Genetics is, unfortunately, at play in various forms of hip arthritis. Some people have joints shaped in ways that are conducive to developing arthritis or are more prone to poor bone health than others. If genetics are playing a role in the cause of your hip arthritis, you will more than likely have other family members who suffer from the condition. Unfortunately, there is not much you can do when it comes to genetics, and this is just a matter of getting the short end of the stick.
With the fast-paced world we live in, easy access to junk food, and extreme stress most people are under with their jobs and financial security, it is no surprise that obesity is showing up at higher rates than ever before. Excess weight can lead to extra pressure on weight-bearing joints, such as the hip, and thus lead to early wear and tear, causing arthritis. Fortunately, this is something that is within your power to change. If you have already been diagnosed with hip arthritis, making lifestyle changes to eat healthier and workout more can help you to lose weight and potentially lessen the pain you may currently be feeling. If you have not been diagnosed with hip arthritis but are overweight, making lifestyle changes now may help prevent a hip arthritis diagnosis in the future.
Many people do not think about repetitive motion as something that can lead to hip arthritis pain. However, it is one of the more common reasons people complain about this kind of pain. Our hips are a part of our body that we use a great deal every day, especially if you are someone who works out constantly. Running, while great for a good cardio workout, can have a lot of negative impact on the hips. This is particularly true with running on hard surfaces. The hard impact of running can vibrate into the hip joint, causing premature wear and tear. This can, in turn, lead to arthritis.

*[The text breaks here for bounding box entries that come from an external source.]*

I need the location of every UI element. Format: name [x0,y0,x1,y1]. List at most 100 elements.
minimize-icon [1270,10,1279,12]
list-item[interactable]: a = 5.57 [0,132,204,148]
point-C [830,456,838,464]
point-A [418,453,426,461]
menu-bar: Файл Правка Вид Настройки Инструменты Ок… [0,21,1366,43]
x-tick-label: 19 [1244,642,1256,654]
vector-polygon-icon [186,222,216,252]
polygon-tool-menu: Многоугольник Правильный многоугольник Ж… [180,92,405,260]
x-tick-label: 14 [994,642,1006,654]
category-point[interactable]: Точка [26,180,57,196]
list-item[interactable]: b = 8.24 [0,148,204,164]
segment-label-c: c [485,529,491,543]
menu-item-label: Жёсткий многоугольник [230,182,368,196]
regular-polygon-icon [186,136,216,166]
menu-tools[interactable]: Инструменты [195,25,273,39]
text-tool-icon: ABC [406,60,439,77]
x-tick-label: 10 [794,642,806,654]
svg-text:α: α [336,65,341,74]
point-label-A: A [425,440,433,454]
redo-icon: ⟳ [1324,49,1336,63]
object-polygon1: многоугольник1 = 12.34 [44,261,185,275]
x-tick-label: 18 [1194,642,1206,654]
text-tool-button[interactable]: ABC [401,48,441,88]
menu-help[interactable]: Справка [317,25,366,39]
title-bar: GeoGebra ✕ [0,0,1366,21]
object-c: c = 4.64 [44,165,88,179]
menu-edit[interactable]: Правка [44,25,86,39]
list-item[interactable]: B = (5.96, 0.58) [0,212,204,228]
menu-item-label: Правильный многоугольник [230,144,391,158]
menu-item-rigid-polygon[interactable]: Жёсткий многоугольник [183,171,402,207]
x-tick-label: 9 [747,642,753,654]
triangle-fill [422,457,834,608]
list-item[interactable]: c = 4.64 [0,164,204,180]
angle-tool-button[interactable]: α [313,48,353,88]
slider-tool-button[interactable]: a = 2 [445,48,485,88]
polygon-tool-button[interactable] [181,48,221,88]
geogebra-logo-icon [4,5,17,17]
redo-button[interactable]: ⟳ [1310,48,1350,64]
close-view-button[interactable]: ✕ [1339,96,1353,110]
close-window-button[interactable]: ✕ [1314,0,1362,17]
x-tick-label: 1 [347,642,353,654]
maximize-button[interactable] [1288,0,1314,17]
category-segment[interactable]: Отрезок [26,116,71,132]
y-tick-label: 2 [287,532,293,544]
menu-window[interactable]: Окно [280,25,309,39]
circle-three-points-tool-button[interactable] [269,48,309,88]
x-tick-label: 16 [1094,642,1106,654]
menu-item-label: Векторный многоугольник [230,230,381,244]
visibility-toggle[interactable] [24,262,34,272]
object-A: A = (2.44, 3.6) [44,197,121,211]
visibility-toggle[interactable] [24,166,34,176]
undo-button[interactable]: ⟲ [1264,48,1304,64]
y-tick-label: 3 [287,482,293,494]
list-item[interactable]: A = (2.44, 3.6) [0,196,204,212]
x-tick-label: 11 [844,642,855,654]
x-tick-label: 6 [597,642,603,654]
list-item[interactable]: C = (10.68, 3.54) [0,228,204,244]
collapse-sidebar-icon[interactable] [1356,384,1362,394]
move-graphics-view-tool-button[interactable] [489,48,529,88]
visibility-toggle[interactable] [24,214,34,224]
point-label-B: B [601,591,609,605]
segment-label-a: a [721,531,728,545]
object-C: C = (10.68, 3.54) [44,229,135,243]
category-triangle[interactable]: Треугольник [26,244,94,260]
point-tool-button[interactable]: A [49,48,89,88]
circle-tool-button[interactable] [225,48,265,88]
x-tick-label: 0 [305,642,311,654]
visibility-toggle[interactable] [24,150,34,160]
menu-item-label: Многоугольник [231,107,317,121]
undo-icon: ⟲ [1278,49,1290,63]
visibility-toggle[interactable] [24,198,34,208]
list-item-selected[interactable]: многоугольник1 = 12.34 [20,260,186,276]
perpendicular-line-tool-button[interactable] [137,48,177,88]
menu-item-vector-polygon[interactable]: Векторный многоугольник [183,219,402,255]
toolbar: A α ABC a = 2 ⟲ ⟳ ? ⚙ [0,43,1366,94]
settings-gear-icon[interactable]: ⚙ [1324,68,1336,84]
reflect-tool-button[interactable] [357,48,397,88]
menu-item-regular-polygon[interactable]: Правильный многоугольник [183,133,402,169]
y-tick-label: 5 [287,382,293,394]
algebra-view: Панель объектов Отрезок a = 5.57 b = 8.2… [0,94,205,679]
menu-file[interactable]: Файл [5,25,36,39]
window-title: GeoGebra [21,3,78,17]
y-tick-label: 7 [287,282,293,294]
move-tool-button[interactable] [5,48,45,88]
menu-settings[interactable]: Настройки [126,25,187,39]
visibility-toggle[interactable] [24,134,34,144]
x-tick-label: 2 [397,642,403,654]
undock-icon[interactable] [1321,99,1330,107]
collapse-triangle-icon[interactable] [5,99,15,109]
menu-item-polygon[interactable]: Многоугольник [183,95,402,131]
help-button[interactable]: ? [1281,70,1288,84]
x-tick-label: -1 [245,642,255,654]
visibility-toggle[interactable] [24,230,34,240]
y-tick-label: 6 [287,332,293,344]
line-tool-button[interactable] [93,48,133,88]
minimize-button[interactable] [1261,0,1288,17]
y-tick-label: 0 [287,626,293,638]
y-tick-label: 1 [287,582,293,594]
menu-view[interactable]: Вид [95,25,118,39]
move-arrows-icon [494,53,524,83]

Fortunately, limiting repetitive motion is within your control. If you enjoy cardio, choose to ride a bike or join a dance class. If you absolutely need to run, run on a softer track instead of concrete, or use a treadmill instead.
While there are certain causes of hip arthritis that may be out of your control, there are many causes that are well within your control. Beginning to make changes that can help reduce your likelihood of developing hip arthritis, or lessen the painful symptoms you feel can greatly improve your quality of life.